Thursday, April 26, 2007

Densmore bought the Walworth County Independent in 1855, changed its name to Elkhorn Independent, and published it until 1857. Then he sold it and gave up journalism as a career. Later he summed up his eight years of newspaper experience in Wisconsin by saying: "I started at Oshkosh, succeeded eminently, and threw it all away. I started again at Kenosha and Elkhorn, succeeded beyond my hopes, got more and threw it all away." He departed from Wisconsin without fortune he had come to get but he had added to the vigor and picturesqueness of early journalism in the State. -- Richard N. Current: "The First Newspaperman in Oshkosh", Wisconsin Magazine of History, Vol.30, No.4 (June 1947), pp.408-422.

No, Mr. James Densmore neither departed from Wisconsin in 1857, nor gave up journalism then. In 1860 he still stayed in Hudson, Wisconsin.
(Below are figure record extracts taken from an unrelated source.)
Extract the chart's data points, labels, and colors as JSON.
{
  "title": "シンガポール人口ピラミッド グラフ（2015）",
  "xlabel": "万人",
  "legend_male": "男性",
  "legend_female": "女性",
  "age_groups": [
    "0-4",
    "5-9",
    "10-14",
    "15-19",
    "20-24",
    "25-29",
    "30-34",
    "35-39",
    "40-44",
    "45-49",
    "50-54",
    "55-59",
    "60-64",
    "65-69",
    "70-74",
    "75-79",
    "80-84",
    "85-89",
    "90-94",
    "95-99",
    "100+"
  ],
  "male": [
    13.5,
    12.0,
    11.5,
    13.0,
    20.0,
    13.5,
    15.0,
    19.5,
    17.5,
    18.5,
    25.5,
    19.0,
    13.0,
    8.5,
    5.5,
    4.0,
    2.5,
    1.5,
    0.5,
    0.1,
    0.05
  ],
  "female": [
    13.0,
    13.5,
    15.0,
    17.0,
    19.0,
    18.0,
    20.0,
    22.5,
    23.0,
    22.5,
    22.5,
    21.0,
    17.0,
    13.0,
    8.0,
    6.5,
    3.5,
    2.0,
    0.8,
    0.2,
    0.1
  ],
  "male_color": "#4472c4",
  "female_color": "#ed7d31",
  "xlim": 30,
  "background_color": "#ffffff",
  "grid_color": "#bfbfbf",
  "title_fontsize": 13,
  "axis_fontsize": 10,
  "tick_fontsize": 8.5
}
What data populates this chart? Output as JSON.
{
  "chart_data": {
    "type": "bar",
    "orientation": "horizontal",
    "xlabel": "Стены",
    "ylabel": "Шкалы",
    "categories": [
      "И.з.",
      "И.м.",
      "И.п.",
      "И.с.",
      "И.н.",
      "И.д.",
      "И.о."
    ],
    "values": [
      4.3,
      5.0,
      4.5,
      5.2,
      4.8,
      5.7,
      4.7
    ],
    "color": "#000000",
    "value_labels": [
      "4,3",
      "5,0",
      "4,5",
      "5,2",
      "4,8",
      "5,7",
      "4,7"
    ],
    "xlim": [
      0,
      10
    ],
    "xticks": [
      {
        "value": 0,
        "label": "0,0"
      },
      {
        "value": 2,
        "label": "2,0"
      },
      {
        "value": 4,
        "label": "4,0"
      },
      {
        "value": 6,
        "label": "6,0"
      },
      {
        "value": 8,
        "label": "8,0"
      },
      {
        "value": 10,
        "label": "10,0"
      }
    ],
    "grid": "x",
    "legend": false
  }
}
He edited Hudson Chronicle there, writing down his political positions on it (cf. James Densmore: "The Bond Question", Hudson Chronicle, Vol.4, No.16 (March 31, 1860), p.2, l.2). In fact, Mr. Densmore in 1860 resided at St. Paul, Minnesota, 10 miles west from Hudson, but he could not depart from Wisconsin journalism.

Wednesday, April 25, 2007

Sholes and Densmore were not strangers even at the time they worked together on the Kenosha Telegraph, which was fifteen years before they came into business relations in the typewriter. They had met eight or ten years before that at Madison, Wisconsin. -- Henry W. Roby's Story of the Invention of the Typewriter, George Banta Publishing, Menasha (1925).

It is incredible for me that Messrs. Christopher Latham Sholes and James Densmore had met that time at Madison. It is sure that in December, 1853, Mr. Densmore became associated with Mr. Sholes on the Kenosha Telegraph (cf. C. L. Sholes: "James Densmore", Kenosha Telegraph, Vol.14, No.28 (December 30, 1853), p.2, l.1). Then, according to Dr. Roby, Messrs. Sholes and Densmore had met at Madison in 1843 or 1845. It's impossible. Mr. Densmore landed to Wisconsin, at Milwaukee, in 1848 (cf. James Densmore: "A Little Personal Gossip", Oshkosh Democrat, Vol.3, No.1 (March 7, 1851), p.2, l.3-4), and before that he had resided in Pennsylvania for about fourteen years (cf. Family Record of James Compton and Clarissa Cleveland-Compton, Porter Cleveland-Compton (1901)). I've found that Messrs. Sholes and Densmore had met at Madison on January 13, 1853 (cf. "Editor's Convention", Oshkosh Democrat, Vol.4, No.48 (January 28, 1853), p.1, l.3-5), but I'm not sure that it was their first time.

Monday, April 16, 2007

A certain Mrs. L. B. Longley, the owner of a Shorthand and Typing Institute, had the audacity to the state that all typists should use all the fingers of both hands. The Cosmopolitan Shorthander in 1877 condemned Mrs. Longley and stated that unless the third finger of the hand had been previously trained to touch the keys of a piano, it was not worth while attempting to use this finger in operating the typewriter. It went on to say that the best operators all used only the first two fingers of each hand and doubted whether a higher speed could be obtained by the use of three. Such an important publications could have put Mrs. Longley in her place had it not been for Mr. Frank E. McGurrin of Salt Lake City who, quite accidentally, rescued Mrs. Longley and established the four-bank keyboard once and for all. -- Wilfred A. Beeching: Century of the Typewriter, Heinemann, London (1974).

Mrs. L. B. Longley? Is it a misspelling for Mrs. Elizabeth Margaret Vater Longley? If so, Mr. Frank Edward McGurrin never rescued Mrs. Longley, but he beated one of her pupils, Mr. Louis Traub, on July 25, 1888, as I mentioned before. Furthermore, The Cosmopolitan Shorthander was never published in 1877. The first issue of the magazine was published in May, 1880, under the title of The Canadian Illustrated Shorthand Writer. The title was changed into Bengough's Cosmopolitan Shorthand Writer in September, 1881, then The Cosmopolitan Shorthand Writer in January, 1884, and finally The Cosmopolitan Shorthander in June, 1884.